Pyracantha is the bouncer of the plant world. Tough, armed to the teeth with vicious thorns, and stationed at the front of the property. Postmen know it. Burglars know it. Even cats think twice. But 'Orange Glow' is also, from October to January, one of the most visually spectacular shrubs in the British garden — covered so densely in clusters of bright, vivid, orange berries that the branches bend under the weight.

The berries are the main event. They appear in enormous clusters — heavy, tightly packed, and coloured a warm, saturated orange that seems to intensify as autumn deepens. Against the dark, glossy, evergreen foliage, the effect is almost festive without trying. A well-berried pyracantha on a November day, when everything else is fading to brown, is a blaze of colour that lifts the entire street.

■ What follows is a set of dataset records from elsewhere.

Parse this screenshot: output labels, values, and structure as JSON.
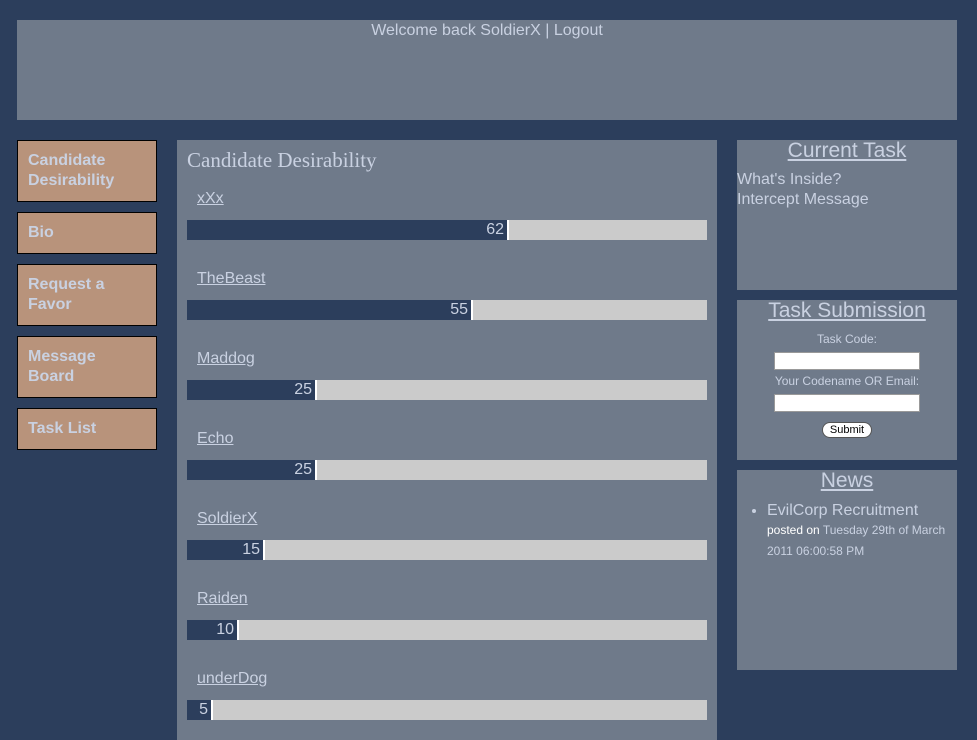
{
  "header": {
    "welcome_text": "Welcome back SoldierX",
    "separator": "|",
    "logout_label": "Logout"
  },
  "nav": {
    "items": [
      {
        "label": "Candidate Desirability"
      },
      {
        "label": "Bio"
      },
      {
        "label": "Request a Favor"
      },
      {
        "label": "Message Board"
      },
      {
        "label": "Task List"
      }
    ]
  },
  "main": {
    "title": "Candidate Desirability",
    "candidates": [
      {
        "name": "xXx",
        "score": 62
      },
      {
        "name": "TheBeast",
        "score": 55
      },
      {
        "name": "Maddog",
        "score": 25
      },
      {
        "name": "Echo",
        "score": 25
      },
      {
        "name": "SoldierX",
        "score": 15
      },
      {
        "name": "Raiden",
        "score": 10
      },
      {
        "name": "underDog",
        "score": 5
      }
    ],
    "max_score": 100
  },
  "current_task": {
    "title": "Current Task",
    "lines": [
      "What's Inside?",
      "Intercept Message"
    ]
  },
  "task_submission": {
    "title": "Task Submission",
    "task_code_label": "Task Code:",
    "task_code_value": "",
    "codename_label": "Your Codename OR Email:",
    "codename_value": "",
    "submit_label": "Submit"
  },
  "news": {
    "title": "News",
    "items": [
      {
        "title": "EvilCorp Recruitment",
        "posted_label": "posted on",
        "date": "Tuesday 29th of March 2011 06:00:58 PM"
      }
    ]
  },
  "colors": {
    "page_bg": "#2c3e5c",
    "panel_bg": "#6f7a8a",
    "nav_bg": "#b8937b",
    "bar_fill": "#2c3e5c",
    "bar_track": "#cbcbcb",
    "text": "#c9d1e1"
  }
}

Birds love them. Blackbirds, thrushes, waxwings in a good year — they arrive in flocks and strip the berries with impressive efficiency. I've watched a flock of fieldfares clear an entire pyracantha in a single afternoon. It's a winter spectacle in two acts: first the berries, then the feeding frenzy. Both are worth watching.

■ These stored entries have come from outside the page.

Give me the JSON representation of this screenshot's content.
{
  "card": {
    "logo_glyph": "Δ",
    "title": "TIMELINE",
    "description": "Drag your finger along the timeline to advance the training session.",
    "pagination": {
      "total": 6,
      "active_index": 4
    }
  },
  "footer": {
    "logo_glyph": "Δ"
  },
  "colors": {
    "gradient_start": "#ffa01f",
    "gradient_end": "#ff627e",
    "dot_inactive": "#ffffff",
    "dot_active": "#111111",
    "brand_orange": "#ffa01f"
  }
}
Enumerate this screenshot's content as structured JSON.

The white spring flowers are pleasant — hawthorn-like clusters that smell faintly sweet and attract bees. But nobody plants a pyracantha for the flowers. They plant it for the autumn berries and the impenetrable, burglar-deterring thorns. Trained flat against a wall, it makes a dense, evergreen, fruit-bearing screen that's both beautiful and defensive. The Victorians understood this — they used it to secure boundaries with a combination of beauty and menace that no fence can match. A plant that gives you seasonal colour and home security. What's not to love?

From the folklore cabinet

Pyracantha means 'fire thorn' — from the Greek 'pyr' (fire) for the berry colour and 'akanthos' (thorn) for the obvious. It's native to a belt from south-eastern Europe through to China. The berries are technically edible but extremely bitter raw — they can be made into jelly with enough sugar and determination, though I've never felt the effort justified. In parts of southern Europe, pyracantha jelly is a traditional preserve. The thorns were serious enough that medieval gardeners used pyracantha as a living fence, and the tradition of planting it beneath ground-floor windows for security persists to this day. 'Orange Glow' was selected for the particular warmth and intensity of its berry colour. Insurance companies should recommend it.